Instantie: President Rechtbank Breda, 20 juli 1990

Instantie

President Rechtbank Breda

Samenvatting


Eisers willen erkenning door de man van ongeboren kind. De vrouw is
gescheiden, maar het kind zal binnen de 306-dagentermijn worden geboren. De
man is nog gehuwd. De echtgenote van eiser verzet zich tegen de erkenning
De voormalige echtgenoot van eiseres heeft het vaderschap ontkend. De
President is van oordeel dat tussen eiser en eiseres van een gezinsleven
sprake is en tussen eiser en zijn echtgenote niet meer. Art. 224 lid 1 sub
b BW dient als strijdig met art. 8 EVRM buiten toepassing te blijven. Gedaagde
wordt bevolen toe te laten bij ontkenning door de gewezen echtgenoot van
eiseres dat bij akte het kind wordt erkend door eiser

Volledige tekst

1. Het verloop van het geding:

Dit blijkt uit de navolgende door partijen ter vonniswijzing overgelegde
stukken:

– de dagvaarding;

– de pleitnota van mr.
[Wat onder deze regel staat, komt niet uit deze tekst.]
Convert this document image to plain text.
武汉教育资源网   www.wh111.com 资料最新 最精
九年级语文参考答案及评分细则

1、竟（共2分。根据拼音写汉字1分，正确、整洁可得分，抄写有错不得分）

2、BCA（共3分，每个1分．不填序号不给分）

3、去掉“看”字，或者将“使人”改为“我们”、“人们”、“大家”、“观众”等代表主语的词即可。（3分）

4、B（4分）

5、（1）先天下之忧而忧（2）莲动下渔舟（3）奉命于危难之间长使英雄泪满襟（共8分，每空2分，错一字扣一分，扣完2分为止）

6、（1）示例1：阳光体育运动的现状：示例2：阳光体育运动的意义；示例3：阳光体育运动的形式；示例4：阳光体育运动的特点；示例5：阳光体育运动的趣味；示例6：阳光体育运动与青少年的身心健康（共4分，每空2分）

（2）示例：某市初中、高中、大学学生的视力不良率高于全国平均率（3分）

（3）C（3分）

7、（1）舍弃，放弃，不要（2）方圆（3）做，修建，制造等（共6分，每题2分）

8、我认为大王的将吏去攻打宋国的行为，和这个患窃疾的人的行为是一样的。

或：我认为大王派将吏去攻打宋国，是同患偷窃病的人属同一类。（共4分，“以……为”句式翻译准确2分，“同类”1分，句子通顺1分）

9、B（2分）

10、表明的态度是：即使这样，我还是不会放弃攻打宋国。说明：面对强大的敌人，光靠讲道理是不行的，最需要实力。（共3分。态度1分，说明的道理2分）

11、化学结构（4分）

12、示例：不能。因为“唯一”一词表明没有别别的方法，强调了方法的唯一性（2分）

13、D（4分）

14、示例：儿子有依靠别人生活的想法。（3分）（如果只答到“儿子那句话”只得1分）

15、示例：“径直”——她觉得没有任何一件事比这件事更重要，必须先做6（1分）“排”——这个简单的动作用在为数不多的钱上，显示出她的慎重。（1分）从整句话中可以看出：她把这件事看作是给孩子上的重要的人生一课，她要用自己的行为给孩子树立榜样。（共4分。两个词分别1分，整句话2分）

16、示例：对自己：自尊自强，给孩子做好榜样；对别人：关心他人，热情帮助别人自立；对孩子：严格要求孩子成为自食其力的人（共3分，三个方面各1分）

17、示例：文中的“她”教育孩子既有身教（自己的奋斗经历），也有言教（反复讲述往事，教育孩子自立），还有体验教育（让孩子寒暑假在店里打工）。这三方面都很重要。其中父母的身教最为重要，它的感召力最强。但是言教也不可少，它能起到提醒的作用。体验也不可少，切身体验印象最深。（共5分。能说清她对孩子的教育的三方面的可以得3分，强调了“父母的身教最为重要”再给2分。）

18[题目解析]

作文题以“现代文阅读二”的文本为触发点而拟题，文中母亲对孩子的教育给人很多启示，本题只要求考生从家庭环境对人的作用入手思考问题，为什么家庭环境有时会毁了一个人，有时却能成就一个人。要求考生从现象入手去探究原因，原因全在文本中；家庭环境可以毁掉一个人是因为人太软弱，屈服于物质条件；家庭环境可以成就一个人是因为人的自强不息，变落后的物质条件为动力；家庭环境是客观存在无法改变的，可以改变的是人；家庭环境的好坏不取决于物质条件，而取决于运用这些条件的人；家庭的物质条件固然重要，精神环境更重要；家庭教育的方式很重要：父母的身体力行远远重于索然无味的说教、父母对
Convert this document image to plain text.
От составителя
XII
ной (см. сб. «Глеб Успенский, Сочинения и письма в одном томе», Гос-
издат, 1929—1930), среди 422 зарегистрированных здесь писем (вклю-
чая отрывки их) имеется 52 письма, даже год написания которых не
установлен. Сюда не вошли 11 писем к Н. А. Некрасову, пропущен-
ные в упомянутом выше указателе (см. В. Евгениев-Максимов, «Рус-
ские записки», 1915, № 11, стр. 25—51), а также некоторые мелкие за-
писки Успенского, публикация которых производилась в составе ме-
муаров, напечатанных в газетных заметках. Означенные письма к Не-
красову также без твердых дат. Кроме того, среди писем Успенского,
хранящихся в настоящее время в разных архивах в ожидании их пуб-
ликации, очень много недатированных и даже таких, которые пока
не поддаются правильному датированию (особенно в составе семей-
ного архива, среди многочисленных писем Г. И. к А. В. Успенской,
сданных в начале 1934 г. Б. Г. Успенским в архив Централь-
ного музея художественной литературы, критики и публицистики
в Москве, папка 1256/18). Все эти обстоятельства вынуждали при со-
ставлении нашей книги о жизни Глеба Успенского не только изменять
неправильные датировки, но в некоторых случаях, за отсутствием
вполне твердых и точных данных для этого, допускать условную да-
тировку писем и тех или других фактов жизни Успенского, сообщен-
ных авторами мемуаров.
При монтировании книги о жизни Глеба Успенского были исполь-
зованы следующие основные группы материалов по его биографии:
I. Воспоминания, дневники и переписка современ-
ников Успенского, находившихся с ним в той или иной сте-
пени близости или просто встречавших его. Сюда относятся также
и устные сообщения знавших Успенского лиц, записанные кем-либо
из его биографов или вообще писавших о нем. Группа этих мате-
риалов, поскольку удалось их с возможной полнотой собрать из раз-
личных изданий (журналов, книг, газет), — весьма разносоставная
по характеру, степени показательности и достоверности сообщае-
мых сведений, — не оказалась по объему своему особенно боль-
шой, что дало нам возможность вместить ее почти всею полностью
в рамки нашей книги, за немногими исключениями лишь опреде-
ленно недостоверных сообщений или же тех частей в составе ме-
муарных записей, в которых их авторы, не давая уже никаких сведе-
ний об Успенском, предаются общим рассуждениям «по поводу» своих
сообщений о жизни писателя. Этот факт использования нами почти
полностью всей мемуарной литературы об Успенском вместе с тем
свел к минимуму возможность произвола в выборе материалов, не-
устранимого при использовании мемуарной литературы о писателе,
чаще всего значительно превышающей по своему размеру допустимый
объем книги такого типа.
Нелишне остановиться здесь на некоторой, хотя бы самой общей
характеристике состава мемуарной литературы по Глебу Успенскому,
Dubach en de door eisers in het geding gebrachte
produkties;

– een conclusie van de Hoofdofficier van Justitie in het Arrondissement
Breda;

– een exploit d.d. 13 juli 1990, houdende oproeping van R., echtgenote
van M., om op 18 juli 1990 ter terechtzitting te verschijnen teneinde te
worden gehoord;

– Mevrouw R. is verschenen, vergezeld van haar raadsvrouwe mr. C.M. van
de Peppel-Molema

2. Het geschil:

Eisers vorderen dat de President de Ambtenaar van de Burgerlijke Stand
van de gemeente Oosterhout zal gelasten om het register van de Burgerlijke
Stand van de gemeente Oosterhout aan te vullen met een akte houdende erkenning
door de heer B van het ongeboren kind, waarvan mevrouw A in verwachting is, en
dat deze erkenning te zijner tijd wordt aangetekend op de geboorteakte van het
kind

Gedaagde heeft geconcludeerd tot afwijzing van de vordering

De Hoofdofficier heeft geconcludeerd tot toewijzing van de vordering

Mevrouw B heeft zich tegen toewijzing van de vordering verzet

3. De voorlopige beoordeling en de gronden daarvoor:

(De feiten, kort samengevat: het huwelijk van echtpaar A is in juni 1990
door echtscheiding ontbonden. De man van echtpaar B is in juni 1990 met een
echtscheidingsprocedure begonnen. Uit dit huwelijk zijn twee kinderen
geboren

Mevrouw A is in verwachting van de heer B, met wie zij al een jaar
samenwoont. De baby wordt in augustus 1990 verwacht. )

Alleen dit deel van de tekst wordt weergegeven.